Reading and Writing about Visual Experience: Image and/as Identity in Mexico
Monday, Wednesday: 8:00-9:30am
This course explores how visual and material culture both reflect and construct Mexican identities over time by considering the role images play in the formation of a shared imagined community. By looking closely at select objects from the sixteenth century through the twentieth century, we will see how the colonized peoples of Mexico were at once responsible for identity-making–through their own creative efforts–and subject to the colonial power’s attempt to define their identities. Across five centuries of art history–beginning with sixteenth century codices, seventeenth century “conquest” paintings, eighteenth century Casta paintings, nineteenth century landscape paintings, and concluding with twentieth century performance art– we can discern identities being formed, reshaped, elided, reconstructed, and even corrupted.

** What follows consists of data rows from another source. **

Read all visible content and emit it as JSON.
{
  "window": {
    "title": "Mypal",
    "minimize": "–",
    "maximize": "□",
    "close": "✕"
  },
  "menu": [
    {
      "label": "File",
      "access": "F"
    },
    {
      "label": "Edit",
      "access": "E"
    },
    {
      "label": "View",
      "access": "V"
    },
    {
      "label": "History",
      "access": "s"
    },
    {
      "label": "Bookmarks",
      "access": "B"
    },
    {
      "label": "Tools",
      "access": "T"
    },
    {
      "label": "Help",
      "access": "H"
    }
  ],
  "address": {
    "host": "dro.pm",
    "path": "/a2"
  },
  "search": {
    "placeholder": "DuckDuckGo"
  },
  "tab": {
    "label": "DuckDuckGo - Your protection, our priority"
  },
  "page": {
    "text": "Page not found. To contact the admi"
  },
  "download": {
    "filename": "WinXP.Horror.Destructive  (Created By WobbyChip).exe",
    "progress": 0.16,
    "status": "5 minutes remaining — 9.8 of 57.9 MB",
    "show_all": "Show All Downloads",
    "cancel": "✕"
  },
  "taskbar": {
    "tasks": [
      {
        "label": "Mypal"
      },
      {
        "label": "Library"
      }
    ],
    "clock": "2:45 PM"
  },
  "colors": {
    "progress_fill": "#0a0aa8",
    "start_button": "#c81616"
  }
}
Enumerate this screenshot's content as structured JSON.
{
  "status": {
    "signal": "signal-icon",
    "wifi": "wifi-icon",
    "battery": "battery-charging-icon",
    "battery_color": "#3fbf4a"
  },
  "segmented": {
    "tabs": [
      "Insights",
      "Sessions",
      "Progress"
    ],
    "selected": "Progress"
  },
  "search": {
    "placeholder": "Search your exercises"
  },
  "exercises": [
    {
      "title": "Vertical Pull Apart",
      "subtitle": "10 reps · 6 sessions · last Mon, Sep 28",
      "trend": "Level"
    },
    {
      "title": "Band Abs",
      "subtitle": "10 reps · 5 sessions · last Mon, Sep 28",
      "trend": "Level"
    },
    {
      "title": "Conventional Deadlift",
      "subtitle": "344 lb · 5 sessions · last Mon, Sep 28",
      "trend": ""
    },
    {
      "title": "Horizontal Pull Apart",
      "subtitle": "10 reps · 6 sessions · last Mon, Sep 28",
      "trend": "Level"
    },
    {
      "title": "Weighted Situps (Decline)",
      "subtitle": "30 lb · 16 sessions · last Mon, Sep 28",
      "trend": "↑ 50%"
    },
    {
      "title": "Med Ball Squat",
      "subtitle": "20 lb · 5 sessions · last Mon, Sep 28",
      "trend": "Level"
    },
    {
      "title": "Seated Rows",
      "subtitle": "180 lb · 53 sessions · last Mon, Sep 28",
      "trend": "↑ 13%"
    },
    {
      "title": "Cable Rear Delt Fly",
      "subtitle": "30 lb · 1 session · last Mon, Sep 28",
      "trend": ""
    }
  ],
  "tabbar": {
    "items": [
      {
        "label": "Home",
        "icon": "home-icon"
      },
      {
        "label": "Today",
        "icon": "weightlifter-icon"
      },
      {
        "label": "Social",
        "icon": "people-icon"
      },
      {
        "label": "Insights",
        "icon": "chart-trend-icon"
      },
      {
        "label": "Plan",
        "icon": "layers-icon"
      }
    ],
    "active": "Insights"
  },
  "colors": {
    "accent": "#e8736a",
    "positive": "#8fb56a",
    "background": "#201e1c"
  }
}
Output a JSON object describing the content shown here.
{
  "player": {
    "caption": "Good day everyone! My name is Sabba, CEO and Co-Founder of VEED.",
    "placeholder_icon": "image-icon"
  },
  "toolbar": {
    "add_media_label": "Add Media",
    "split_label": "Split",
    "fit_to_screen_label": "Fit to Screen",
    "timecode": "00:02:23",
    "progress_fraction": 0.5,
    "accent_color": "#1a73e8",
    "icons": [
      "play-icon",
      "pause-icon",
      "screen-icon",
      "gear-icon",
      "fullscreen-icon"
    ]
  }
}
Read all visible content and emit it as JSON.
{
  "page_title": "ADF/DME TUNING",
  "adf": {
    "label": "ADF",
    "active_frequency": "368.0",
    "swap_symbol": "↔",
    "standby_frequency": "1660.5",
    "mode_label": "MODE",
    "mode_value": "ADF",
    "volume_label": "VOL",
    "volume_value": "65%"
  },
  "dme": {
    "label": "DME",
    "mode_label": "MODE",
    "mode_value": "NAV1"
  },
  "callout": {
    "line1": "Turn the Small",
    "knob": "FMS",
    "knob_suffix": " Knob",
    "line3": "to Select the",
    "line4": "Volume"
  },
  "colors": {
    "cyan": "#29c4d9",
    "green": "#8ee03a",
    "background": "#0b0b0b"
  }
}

This course fulfills the second half of the Reading and Composition (R&C) requirement. We will engage closely with texts and works of art, developing strategies to be effective readers, writers, and researchers at the college level. In the first half of the course, we will focus on primary sources, scholarship, and museum catalogs in the fields of Latin American and global art history. Students will study texts closely for how they use sources, build an argument, and enter into an academic conversation. Frequent short writing assignments will draw on object and visual analysis skills practiced in class, and respond to primary sources and methodological texts. In the second half of the course, students will produce a longer (10-12 page) research paper, crafting a historical argument on Mexican colonial or modern artworks.